Director - Cyber Security

Company Information 

At Advarra, we are passionate about making a difference in the world of clinical research and advancing human health. With a rich history rooted in ethical review services combined with innovative technology solutions and deep industry expertise, we are at the forefront of industry change. A market leader and pioneer, Advarra breaks the silos that impede clinical research, aligning patients, sites, sponsors, and CROs in a connected ecosystem to accelerate trials. 

Company Culture  

Our employees are the heart of Advarra. They are the key to our success and the driving force behind our mission and vision. Our values (Patient-Centric, Ethical, Quality Focused, Collaborative) guide our actions and decisions. Knowing the impact of our work on trial participants and patients, we act with urgency and purpose to advance clinical research so that people can live happier, healthier lives.  

At Advarra, we seek to foster an inclusive and collaborative environment where everyone is treated with respect and diverse perspectives are embraced. Treating one another, our clients, and clinical trial participants with empathy and care are key tenets of our culture at Advarra; we are committed to creating a workplace where each employee is not only valued but empowered to thrive and make a meaningful impact.  

Job Duties & Responsibilities    

• Provides oversight for the information security compliance program for the relevant region, identifying areas of non-compliance and directing corrective action. Consultant and advisor to regional site leadership on information security and related matters. 
• Initiates, facilitates, and promotes activities to foster information security awareness and education within the associated area of responsibility. Fosters a culture of cyber security both with the IT organization and to drive behavioral changes for the business, including reports and communication to regional and site level leadership on security trends and statistics. 
• Assists the CISO, Security Operations Lead, Privacy and Compliance as necessary around incident response for regional security incidents and events including responding to potential breaches of electronic protected health information (ePHI) and electronic personally identifiable information (ePII). 
• Responsible for the development and implementation of associated risk management or corrective action “Plan of Action & Milestones” (POA&M) for the regional or business area of responsibility including the integrity of initial or periodic risk assessment/analysis and the subsequent mitigation and remediation. 
• Coordinates external and internal security and privacy audit controls for that region or business to monitor activity on electronic systems that contain or use electronic protected health information or electronic personally identifiable information and to ensure that activity is appropriate.
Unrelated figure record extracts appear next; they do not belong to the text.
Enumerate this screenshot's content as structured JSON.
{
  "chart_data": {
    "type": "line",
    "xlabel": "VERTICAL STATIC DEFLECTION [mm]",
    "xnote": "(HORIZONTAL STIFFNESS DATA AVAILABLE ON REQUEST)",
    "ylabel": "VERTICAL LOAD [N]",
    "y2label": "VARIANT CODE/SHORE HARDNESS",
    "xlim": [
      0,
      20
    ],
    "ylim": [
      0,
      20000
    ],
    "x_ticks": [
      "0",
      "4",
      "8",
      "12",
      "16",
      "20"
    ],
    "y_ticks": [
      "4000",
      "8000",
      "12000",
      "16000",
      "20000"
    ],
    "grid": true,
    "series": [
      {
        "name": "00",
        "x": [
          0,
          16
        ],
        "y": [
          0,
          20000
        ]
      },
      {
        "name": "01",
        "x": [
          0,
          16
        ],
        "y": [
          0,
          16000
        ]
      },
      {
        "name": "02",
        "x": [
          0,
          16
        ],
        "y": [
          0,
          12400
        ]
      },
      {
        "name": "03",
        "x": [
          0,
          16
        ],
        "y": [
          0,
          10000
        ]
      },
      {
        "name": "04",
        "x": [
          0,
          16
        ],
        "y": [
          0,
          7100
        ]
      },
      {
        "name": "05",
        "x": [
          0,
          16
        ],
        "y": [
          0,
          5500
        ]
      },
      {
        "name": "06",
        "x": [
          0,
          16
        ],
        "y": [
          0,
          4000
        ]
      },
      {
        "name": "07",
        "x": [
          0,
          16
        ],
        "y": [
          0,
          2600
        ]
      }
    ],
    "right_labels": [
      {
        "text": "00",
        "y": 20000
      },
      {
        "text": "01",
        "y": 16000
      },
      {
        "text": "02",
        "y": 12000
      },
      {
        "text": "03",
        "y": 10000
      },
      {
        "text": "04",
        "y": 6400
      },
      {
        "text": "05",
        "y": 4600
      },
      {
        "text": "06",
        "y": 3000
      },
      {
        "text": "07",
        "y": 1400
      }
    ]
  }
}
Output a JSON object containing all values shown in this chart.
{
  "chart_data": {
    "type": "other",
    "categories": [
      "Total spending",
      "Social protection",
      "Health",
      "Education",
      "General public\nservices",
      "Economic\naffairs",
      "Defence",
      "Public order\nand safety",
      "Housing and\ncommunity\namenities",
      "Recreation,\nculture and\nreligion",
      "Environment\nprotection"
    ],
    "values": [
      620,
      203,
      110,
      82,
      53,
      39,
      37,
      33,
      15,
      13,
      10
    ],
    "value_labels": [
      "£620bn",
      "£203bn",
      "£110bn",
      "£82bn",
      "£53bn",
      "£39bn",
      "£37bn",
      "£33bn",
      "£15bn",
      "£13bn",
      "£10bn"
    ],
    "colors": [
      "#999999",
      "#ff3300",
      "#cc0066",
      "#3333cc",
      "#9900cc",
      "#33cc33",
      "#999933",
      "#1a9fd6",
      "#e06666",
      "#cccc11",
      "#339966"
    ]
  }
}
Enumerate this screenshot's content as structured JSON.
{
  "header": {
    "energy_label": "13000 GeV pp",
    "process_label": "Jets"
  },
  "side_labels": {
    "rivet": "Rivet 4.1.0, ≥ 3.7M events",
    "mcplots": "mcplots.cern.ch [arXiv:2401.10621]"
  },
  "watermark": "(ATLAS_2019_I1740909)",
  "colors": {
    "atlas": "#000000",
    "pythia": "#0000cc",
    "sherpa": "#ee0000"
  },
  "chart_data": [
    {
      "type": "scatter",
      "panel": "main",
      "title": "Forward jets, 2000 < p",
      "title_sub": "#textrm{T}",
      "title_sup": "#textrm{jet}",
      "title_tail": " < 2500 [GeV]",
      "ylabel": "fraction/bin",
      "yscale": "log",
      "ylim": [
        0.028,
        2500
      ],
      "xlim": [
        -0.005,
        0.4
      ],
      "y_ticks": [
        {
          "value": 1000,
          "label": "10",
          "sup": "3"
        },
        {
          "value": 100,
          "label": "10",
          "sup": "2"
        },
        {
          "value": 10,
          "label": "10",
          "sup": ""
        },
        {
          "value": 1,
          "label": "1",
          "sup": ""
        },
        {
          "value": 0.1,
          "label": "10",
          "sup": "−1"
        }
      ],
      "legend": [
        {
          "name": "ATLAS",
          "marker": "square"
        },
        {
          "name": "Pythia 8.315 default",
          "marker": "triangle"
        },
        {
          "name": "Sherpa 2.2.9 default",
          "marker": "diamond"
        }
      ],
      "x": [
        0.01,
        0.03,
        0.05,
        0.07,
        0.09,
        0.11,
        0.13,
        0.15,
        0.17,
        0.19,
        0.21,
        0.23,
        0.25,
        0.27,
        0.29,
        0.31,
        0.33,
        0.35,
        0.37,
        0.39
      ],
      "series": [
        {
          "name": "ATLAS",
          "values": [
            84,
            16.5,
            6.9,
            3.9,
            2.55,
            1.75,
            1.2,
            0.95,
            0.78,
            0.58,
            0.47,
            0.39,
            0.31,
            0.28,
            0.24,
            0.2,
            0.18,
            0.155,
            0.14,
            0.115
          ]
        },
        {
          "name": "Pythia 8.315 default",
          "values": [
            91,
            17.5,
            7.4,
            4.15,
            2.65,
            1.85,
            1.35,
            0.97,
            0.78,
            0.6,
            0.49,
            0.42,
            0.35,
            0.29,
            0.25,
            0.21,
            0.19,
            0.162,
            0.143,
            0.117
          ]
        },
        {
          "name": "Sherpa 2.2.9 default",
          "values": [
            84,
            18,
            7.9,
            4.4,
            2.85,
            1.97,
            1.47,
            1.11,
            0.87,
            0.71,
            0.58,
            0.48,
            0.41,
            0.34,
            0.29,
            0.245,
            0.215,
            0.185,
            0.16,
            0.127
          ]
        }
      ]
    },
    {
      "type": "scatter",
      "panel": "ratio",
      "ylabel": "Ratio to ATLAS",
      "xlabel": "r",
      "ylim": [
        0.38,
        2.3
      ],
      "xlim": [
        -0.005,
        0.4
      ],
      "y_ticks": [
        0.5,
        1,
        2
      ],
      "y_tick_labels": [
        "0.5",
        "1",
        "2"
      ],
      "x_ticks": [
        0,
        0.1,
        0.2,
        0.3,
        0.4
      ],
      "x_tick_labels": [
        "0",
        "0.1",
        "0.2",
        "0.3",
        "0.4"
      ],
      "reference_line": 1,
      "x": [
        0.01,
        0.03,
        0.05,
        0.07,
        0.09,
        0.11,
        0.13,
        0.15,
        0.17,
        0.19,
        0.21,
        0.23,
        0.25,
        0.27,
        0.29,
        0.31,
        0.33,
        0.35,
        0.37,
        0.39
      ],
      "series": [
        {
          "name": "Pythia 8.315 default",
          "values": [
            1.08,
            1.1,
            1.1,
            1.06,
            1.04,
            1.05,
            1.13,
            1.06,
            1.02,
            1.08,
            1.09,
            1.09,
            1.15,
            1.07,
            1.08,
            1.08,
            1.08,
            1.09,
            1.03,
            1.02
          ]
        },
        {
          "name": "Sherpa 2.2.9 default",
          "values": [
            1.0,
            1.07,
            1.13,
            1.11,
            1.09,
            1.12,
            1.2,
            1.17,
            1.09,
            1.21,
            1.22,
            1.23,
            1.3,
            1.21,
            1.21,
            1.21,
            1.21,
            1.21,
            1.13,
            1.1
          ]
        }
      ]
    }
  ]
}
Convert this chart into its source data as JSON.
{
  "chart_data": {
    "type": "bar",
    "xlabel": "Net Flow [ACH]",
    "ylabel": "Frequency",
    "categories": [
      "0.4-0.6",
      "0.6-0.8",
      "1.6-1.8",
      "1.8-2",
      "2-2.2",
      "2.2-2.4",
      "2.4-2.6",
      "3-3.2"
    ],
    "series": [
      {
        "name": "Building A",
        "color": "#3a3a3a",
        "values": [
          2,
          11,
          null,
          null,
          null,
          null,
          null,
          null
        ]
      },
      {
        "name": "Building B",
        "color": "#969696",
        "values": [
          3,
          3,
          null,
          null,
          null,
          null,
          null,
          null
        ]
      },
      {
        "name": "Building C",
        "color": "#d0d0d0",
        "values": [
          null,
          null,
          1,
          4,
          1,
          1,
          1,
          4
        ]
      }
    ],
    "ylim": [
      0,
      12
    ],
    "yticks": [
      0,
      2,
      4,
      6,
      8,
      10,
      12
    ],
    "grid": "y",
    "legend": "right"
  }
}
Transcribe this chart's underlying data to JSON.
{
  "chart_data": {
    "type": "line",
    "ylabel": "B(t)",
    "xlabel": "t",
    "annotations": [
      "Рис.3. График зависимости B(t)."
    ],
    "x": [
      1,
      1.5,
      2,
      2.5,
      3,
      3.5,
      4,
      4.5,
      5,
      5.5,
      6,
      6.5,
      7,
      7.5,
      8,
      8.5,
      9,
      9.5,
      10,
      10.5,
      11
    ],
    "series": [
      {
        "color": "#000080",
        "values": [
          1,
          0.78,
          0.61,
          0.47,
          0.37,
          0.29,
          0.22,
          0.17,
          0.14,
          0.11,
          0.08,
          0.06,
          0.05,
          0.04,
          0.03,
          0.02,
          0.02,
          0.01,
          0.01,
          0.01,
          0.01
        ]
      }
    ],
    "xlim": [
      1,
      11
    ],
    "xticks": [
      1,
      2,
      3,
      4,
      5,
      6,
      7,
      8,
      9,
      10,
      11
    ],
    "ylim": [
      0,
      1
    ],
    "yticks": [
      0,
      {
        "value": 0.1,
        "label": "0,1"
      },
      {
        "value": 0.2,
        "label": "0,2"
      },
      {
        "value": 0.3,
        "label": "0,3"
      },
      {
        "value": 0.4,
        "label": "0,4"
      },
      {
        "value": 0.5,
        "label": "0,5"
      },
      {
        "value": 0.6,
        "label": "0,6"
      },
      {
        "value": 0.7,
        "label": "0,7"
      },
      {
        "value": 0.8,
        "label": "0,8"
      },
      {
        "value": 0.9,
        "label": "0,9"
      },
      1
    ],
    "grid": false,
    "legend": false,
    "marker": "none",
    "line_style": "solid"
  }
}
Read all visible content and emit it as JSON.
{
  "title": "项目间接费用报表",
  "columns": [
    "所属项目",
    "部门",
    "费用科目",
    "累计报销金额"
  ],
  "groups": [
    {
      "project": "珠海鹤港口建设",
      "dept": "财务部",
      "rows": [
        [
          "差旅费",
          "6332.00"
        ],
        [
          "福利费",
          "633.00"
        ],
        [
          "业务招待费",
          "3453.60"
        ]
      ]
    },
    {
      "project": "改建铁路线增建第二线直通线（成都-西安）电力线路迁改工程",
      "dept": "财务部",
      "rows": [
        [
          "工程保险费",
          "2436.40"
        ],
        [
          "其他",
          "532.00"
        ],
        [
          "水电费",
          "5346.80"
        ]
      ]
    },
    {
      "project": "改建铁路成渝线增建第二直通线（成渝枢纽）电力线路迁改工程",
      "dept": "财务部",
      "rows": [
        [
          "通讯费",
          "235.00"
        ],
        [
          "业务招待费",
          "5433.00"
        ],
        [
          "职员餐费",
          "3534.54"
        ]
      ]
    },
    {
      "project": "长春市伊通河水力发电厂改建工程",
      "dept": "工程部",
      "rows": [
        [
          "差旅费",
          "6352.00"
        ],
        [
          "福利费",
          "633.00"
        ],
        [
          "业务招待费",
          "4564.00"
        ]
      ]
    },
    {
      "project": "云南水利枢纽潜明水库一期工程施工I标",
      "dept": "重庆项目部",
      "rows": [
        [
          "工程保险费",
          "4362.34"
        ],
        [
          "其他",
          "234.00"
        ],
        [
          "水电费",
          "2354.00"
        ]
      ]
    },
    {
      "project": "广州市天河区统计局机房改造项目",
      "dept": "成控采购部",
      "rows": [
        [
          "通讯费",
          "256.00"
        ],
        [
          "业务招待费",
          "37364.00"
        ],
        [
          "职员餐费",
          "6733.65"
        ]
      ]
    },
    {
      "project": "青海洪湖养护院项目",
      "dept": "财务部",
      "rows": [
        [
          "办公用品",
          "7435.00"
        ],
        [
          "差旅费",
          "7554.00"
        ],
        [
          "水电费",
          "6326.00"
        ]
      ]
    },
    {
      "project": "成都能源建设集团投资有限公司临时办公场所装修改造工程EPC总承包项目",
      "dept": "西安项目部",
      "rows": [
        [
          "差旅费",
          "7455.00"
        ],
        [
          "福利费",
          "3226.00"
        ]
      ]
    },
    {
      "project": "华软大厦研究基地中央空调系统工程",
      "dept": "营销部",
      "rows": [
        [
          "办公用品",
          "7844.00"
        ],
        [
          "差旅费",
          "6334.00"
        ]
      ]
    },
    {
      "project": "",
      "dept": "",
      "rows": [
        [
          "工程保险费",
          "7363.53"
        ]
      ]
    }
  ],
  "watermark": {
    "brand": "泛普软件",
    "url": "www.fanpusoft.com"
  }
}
Such activity would include, but is not limited to, logons and logoffs, file access, updates, edits and printing. 
• Ensure that the disaster recovery, business continuity, risk management and access control needs of the regional or business are documented and addressed. 
• Leads strategic projects as necessary with both regional and national scope, for example Data Leak Protection, Vulnerability Management, Phishing Simulation reporting and others 
• This role will be an individual contributor, with no direct reports.   

Location   

This role is open to candidates working hybrid in Bengaluru India.   

Basic Qualifications    

• Bachelor’s degree in computer science, information systems, related field, or equivalent experience 
• CISSP, CISM certification preferred 
• 5-10 years’ experience leading an information security program and working with a globally distributed information security team 
• Experience in Life Science, Health Care, manufacturing or other highly regulated industries 
• Ability to lead audits and assessments of technology and processes related to ISO27001, HIPAA & HITRUST 
• Experience with vendor and product selections including oversight of enterprise risk assessments  

Preferred Qualifications    

• CRISC, CGEIT, CISA GSEC, GCIH certifications are helpful but not required  

Physical and Mental Requirements  

• Sit or stand for extended periods of time at stationary workstation 
• Regularly carry, raise, and lower objects of up to 10 Lbs.  
• Learn and comprehend basic instructions 
• Focus and attention to tasks and responsibilities 
• Verbal communication; listening and understanding, responding, and speaking  

Advarra is an equal opportunity employer that is committed to diversity, equity and inclusion and providing a workplace that is free from discrimination and harassment of any kind based on race, color, religion, creed, sex (including pregnancy, childbirth, and related medical conditions, sexual orientation, and gender identity), national origin, age, disability or genetic information or any other status or characteristic protected by central, state, or local law.  Advarra provides equal employment opportunity to all individuals regardless of these protected characteristics. Further, Advarra takes affirmative action to ensure that applicants and employees are treated without regard to any of these protected characteristics in all terms and conditions of employment, including, but not limited to, hiring, training, promotion, discipline, compensation, benefits, and separation from employment.